The matrix \(\mathbf {\Phi }_{nz}\otimes \mathbf {\Phi }_{ny} \otimes \mathbf {\Phi }_{nx}\) is an orthogonal matrix, which facilitates the inverse operation by a simple transposing.
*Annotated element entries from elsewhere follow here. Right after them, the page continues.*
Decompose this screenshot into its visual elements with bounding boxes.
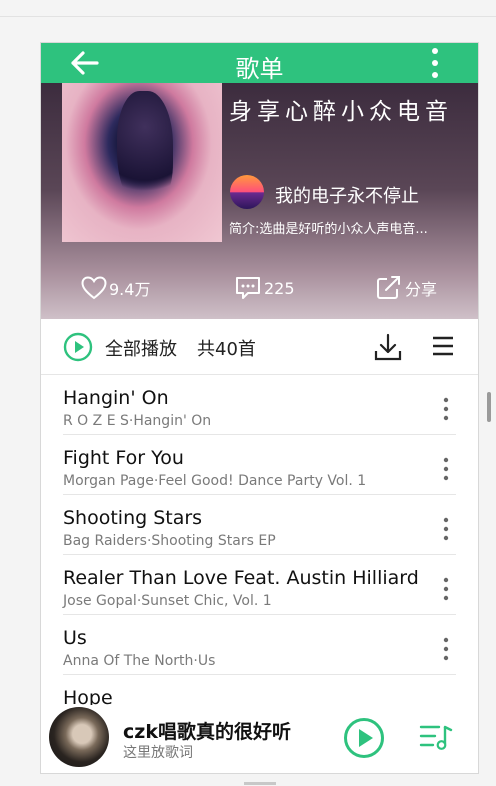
song-list: Hangin' On R O Z E S·Hangin' On Fight Fo…	[41, 375, 478, 735]
play-all-bar: 全部播放 共40首	[41, 319, 478, 375]
header-bar: 歌单	[41, 43, 478, 83]
playlist-banner: 身享心醉小众电音 我的电子永不停止 简介:选曲是好听的小众人声电音... 9.4…	[41, 83, 478, 319]
song-title: Shooting Stars	[63, 507, 203, 529]
mini-player: czk唱歌真的很好听 这里放歌词	[41, 705, 478, 773]
song-item[interactable]: Us Anna Of The North·Us	[63, 615, 456, 675]
window-top-border	[0, 16, 496, 17]
song-item[interactable]: Hangin' On R O Z E S·Hangin' On	[63, 375, 456, 435]
cover-art-figure	[117, 91, 173, 211]
window-scrollbar[interactable]	[487, 392, 491, 422]
song-item[interactable]: Realer Than Love Feat. Austin Hilliard J…	[63, 555, 456, 615]
comment-icon	[236, 277, 260, 299]
song-subtitle: Anna Of The North·Us	[63, 653, 216, 669]
song-item[interactable]: Fight For You Morgan Page·Feel Good! Dan…	[63, 435, 456, 495]
share-icon	[377, 276, 400, 299]
song-title: Us	[63, 627, 87, 649]
song-subtitle: Morgan Page·Feel Good! Dance Party Vol. …	[63, 473, 367, 489]
play-all-label[interactable]: 全部播放	[105, 335, 177, 361]
window-bottom-handle	[244, 782, 276, 785]
song-more-icon[interactable]	[443, 577, 449, 601]
page-title: 歌单	[235, 55, 284, 83]
song-subtitle: Bag Raiders·Shooting Stars EP	[63, 533, 276, 549]
song-subtitle: Jose Gopal·Sunset Chic, Vol. 1	[63, 593, 272, 609]
share-button[interactable]: 分享	[375, 273, 437, 303]
playlist-queue-icon[interactable]	[419, 723, 453, 751]
song-more-icon[interactable]	[443, 457, 449, 481]
like-count: 9.4万	[109, 280, 151, 299]
song-more-icon[interactable]	[443, 517, 449, 541]
more-vertical-icon[interactable]	[427, 45, 443, 81]
list-menu-icon[interactable]	[431, 334, 455, 358]
now-playing-album-art[interactable]	[49, 707, 109, 767]
song-item[interactable]: Shooting Stars Bag Raiders·Shooting Star…	[63, 495, 456, 555]
play-all-icon[interactable]	[63, 332, 93, 362]
now-playing-lyrics: 这里放歌词	[123, 745, 193, 761]
song-more-icon[interactable]	[443, 397, 449, 421]
download-icon[interactable]	[373, 332, 403, 362]
comment-button[interactable]: 225	[234, 273, 295, 303]
play-icon[interactable]	[343, 717, 385, 759]
playlist-intro[interactable]: 简介:选曲是好听的小众人声电音...	[229, 218, 461, 237]
app-frame: 歌单 身享心醉小众电音 我的电子永不停止 简介:选曲是好听的小众人声电音... …	[40, 42, 479, 774]
song-count: 共40首	[197, 339, 256, 360]
comment-count: 225	[264, 278, 295, 298]
playlist-cover[interactable]	[62, 83, 222, 242]
song-title: Hangin' On	[63, 387, 169, 409]
song-title: Realer Than Love Feat. Austin Hilliard	[63, 567, 419, 589]
now-playing-title[interactable]: czk唱歌真的很好听	[123, 717, 291, 744]
playlist-name: 身享心醉小众电音	[229, 99, 453, 125]
author-avatar[interactable]	[230, 175, 264, 209]
like-button[interactable]: 9.4万	[81, 273, 150, 303]
share-label: 分享	[405, 280, 438, 299]
author-name[interactable]: 我的电子永不停止	[275, 182, 419, 208]
song-title: Fight For You	[63, 447, 184, 469]
song-subtitle: R O Z E S·Hangin' On	[63, 413, 212, 429]
song-more-icon[interactable]	[443, 637, 449, 661]
heart-icon	[81, 276, 107, 300]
Therefore, the Lagrange multiplier could be derived by an explicit function, as

$$\begin{aligned} \varvec{{\mu }}=(\mathbf {\Phi }_{nz}\otimes \mathbf {\Phi }_{ny} \otimes \mathbf {\Phi }_{nx})\mathbf {\Gamma }^{-1}(\mathbf {\Phi }_{nz}\otimes \mathbf {\Phi }_{ny} \otimes \mathbf {\Phi }_{nx})^\mathrm {T}\mathbf {AU}_{\mathrm {exp}}. \end{aligned}$$

(29)

The final correction velocity \(\mathbf {U}_c\) could be determined by the second equation in Eq. 24. For more application about the operation of Kronecker tensor product and similar decomposition work, the reader should refer to Buckley (1994) and Golub et al. (1998).